Import a txt file to an 2D array and remove special characters in each line-CodePudding

I've tried many options to import a text file with this format:

headerline

[DD/MM/YY - HH:MM:SS:MS] 00975 026.98 -0000.6 -0000.5 N2

[DD/MM/YY - HH:MM:SS:MS] 00974 026.98 -0000.6 -0000.5 N2 ...

The target is to create a 2D array that contains each value from a line as an individual element, with the lines arranged as rows. So far, I only managed to get one entire line as an element in the array using numpy.genfromtxt:

data = numpy.genfromtxt("test.txt", skip_header=3, delimiter=" ")

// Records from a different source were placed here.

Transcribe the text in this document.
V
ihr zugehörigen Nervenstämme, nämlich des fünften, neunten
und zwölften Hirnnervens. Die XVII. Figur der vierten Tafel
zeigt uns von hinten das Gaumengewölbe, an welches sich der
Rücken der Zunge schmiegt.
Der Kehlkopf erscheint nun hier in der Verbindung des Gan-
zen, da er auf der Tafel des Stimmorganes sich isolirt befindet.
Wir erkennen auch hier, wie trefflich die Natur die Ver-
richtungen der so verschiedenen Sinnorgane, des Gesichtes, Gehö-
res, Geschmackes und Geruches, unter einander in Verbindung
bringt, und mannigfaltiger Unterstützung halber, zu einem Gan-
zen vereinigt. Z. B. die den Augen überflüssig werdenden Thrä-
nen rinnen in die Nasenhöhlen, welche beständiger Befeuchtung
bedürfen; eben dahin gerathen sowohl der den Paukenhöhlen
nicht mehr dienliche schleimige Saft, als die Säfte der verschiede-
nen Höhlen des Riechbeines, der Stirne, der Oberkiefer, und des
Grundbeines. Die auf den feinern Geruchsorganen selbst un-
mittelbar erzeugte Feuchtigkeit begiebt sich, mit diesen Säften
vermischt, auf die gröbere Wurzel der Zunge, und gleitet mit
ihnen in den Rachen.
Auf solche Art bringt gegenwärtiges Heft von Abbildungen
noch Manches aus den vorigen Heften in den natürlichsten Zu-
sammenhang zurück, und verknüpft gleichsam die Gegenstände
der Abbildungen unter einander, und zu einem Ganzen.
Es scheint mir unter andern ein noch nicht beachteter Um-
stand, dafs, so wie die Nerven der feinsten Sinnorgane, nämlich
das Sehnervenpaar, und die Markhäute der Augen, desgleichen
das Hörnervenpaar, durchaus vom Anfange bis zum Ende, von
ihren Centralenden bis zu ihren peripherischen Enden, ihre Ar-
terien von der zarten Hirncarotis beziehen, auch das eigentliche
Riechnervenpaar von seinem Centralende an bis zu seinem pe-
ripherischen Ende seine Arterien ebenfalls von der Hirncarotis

Any help is much appreciated!

CodePudding user response：

1- For a simple and Pythonic way you can do the following:

    # Start reading the entire file using readlines() method.
    with open('test.txt') as my_file:
        my_array = my_file.readlines()
 
    # After that skip empty lines iterating over my_rray:
    my_array = [l.split(" ") for l in my_array if l != "\n"]

    # Finally create a numpy array from your python list:
    data = np.asarray(my_array)

2- On the other hand, you can use genfromtxt method for a more elegant solution and solve it in one line:

    data = numpy.genfromtxt('test.txt', dtype=str, delimiter=" ")

Note that:

I'm telling numpy to treat values as strings
Numpy automatically filter empty rows in your file

More info about genfromtxt here

Result for your first two lines should be looks similar to the following:

array([['[DD/MM/YY', '-', 'HH:MM:SS:MS]', ' 00975', ' 026.98', '-0000.6',
        '-0000.5', 'N2\n'],
       ['[DD/MM/YY', '-', 'HH:MM:SS:MS]', ' 00975', ' 026.98', '-0000.6',
        '-0000.5', 'N2\n']], dtype='<U12')

I hope I have understood well what you want to do and that my answer would be useful!